Monday, April 21, 2008

two steps forward, three steps back...


Michael Angelo steps, Florence, Italy, canon digital rebel xti


I have been really struggling lately... I feel like just as I move forward something happens and I fall down the steps. I am battling excruciating headaches again and I fear my lumbar shunt is not working any longer. I hate to think about going under the knife yet again. I just want to scream. I keep telling myself this too shall pass but even I am doubting whether I will ever get this illness under control for the long haul. I feel that it has ruined my life in so many ways. I have already lost so much... friendships, being a mother, relationships, promotions, lack of focus, and a general withdraw from others.

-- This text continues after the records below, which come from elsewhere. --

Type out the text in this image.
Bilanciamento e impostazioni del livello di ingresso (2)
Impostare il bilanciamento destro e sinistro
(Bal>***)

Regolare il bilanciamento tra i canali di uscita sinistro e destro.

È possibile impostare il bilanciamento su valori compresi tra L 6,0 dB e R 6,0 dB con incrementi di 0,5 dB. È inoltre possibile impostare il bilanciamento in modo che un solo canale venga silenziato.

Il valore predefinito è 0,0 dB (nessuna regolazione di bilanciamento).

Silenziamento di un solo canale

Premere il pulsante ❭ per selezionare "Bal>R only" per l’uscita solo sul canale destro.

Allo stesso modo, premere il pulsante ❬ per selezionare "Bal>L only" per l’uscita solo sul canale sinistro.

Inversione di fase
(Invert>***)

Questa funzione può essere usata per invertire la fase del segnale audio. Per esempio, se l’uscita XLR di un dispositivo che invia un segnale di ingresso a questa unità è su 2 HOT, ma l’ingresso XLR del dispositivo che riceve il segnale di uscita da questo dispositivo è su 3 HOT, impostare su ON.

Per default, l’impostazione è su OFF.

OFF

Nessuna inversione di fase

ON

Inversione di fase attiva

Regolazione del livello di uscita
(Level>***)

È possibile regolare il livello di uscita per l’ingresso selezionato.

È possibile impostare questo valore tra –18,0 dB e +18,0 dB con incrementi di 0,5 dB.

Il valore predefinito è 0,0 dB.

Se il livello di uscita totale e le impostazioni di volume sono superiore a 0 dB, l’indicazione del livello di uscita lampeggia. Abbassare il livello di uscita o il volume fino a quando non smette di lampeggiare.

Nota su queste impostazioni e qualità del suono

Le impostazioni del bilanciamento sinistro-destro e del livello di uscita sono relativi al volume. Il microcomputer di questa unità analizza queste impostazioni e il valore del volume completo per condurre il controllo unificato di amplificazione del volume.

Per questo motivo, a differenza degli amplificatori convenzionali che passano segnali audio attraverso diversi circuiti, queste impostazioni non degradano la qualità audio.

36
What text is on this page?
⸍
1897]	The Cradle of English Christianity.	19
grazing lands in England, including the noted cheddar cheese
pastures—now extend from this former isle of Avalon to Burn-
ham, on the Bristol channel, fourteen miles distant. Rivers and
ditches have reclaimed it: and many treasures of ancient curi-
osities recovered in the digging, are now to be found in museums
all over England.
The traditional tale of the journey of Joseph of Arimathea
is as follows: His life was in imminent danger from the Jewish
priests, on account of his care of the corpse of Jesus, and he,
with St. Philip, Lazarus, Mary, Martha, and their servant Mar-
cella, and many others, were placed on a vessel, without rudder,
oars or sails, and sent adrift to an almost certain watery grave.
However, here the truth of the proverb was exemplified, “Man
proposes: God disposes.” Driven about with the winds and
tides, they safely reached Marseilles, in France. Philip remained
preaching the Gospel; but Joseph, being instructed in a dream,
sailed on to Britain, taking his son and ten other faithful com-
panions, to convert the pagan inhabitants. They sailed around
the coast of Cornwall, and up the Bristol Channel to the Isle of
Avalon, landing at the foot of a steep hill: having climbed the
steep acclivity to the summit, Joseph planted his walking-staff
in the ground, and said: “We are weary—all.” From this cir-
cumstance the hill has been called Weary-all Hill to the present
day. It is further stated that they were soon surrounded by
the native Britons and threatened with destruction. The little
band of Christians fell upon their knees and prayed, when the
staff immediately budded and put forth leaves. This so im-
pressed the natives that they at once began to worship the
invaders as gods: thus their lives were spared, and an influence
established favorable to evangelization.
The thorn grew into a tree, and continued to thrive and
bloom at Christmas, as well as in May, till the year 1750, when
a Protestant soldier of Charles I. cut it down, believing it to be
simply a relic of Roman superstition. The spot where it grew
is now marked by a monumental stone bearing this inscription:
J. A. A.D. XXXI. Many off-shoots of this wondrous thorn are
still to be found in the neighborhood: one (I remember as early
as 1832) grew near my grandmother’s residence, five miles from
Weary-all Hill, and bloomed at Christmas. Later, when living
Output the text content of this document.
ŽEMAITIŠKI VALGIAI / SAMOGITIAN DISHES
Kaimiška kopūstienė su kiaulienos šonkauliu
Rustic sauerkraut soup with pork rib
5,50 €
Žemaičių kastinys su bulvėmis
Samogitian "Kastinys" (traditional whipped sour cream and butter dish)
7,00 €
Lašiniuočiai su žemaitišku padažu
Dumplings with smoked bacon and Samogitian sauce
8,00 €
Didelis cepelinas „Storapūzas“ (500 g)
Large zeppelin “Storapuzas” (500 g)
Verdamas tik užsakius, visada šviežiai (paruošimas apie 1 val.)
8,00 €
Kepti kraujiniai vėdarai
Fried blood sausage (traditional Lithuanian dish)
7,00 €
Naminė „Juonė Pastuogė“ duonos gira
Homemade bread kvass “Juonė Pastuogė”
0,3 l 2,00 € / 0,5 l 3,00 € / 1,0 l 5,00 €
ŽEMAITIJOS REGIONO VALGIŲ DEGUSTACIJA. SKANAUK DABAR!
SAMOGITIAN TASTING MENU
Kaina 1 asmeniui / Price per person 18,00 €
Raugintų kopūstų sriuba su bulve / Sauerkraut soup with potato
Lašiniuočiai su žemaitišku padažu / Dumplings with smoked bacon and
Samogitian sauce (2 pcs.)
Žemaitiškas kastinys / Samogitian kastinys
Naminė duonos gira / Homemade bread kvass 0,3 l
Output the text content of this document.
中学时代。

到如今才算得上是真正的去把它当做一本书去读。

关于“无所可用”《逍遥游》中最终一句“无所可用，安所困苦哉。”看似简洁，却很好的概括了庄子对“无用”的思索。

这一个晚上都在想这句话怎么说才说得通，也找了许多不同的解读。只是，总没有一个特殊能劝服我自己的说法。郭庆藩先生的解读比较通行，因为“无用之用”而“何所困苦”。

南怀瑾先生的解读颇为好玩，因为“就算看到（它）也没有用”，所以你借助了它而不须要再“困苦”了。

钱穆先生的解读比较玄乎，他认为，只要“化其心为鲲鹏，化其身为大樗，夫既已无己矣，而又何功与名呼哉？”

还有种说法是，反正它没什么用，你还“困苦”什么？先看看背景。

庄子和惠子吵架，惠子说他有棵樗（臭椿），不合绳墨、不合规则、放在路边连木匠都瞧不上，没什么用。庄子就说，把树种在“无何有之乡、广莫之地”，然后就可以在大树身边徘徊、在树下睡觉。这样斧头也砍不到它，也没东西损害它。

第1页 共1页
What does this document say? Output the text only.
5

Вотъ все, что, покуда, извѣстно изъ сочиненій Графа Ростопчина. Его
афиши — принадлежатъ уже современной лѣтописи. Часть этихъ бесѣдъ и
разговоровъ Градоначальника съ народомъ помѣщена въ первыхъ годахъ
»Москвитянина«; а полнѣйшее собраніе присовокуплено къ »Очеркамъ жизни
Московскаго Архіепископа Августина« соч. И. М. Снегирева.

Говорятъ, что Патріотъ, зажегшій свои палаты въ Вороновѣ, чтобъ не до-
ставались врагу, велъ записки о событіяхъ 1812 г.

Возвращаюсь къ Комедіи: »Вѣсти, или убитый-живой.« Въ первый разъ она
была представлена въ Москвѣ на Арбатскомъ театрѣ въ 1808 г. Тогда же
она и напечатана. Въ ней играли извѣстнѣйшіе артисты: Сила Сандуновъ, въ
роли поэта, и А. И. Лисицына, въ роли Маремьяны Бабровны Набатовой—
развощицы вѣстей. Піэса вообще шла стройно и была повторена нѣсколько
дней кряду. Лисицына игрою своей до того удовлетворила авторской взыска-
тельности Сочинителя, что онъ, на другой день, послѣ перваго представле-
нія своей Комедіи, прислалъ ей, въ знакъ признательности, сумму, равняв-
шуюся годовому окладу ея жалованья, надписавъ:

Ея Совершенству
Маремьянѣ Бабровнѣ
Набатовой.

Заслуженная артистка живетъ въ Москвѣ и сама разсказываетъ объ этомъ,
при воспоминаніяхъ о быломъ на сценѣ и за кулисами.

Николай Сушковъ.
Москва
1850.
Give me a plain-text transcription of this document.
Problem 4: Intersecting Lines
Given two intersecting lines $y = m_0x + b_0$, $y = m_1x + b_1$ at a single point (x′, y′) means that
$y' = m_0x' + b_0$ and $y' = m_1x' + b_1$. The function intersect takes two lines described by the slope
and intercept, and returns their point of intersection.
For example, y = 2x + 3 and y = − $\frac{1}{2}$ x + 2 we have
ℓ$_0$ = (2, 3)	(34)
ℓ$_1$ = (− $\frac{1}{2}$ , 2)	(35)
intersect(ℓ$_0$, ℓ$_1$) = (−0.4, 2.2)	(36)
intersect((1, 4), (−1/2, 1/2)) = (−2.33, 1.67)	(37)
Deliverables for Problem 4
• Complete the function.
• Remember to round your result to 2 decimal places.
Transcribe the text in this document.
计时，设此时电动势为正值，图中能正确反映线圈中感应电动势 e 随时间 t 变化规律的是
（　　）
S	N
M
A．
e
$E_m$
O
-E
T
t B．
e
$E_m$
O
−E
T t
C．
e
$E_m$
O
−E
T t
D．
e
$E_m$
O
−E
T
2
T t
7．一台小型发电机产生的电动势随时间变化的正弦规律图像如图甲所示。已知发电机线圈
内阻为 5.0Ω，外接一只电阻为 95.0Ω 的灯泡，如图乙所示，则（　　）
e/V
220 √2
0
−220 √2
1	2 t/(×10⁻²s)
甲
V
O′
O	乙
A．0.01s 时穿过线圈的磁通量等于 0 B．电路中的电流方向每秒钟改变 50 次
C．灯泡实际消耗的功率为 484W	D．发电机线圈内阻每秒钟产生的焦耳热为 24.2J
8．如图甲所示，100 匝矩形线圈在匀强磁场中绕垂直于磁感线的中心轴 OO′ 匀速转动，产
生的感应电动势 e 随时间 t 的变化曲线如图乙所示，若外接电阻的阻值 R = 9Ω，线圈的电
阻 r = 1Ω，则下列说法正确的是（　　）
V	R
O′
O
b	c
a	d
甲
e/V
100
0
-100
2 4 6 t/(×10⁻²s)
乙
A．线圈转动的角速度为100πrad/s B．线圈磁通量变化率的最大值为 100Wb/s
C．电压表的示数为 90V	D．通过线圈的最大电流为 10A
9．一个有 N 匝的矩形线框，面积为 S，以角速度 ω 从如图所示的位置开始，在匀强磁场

Recently I was reading Susannah's blog and her latest post resonated with me. It is hard for me to be around "normal" people. It's hard for me to connect with them when they are healthy, happy, etc. I see people having babies or in a phenomenal relationship with lots of love and although I am happy for them, I am very sad for me.

I just need to pull it together and get past this latest set back. I wish I could be "normal" again. I wish someone could put me back together and that I could be the person I once was so long ago.

1 comment:

Angela Marie said...

I hear ya! I feel the same way...

;)

I am keeping you in my prayers ~

* Thank you for the up lifting comment that you left me. I do appreciate it.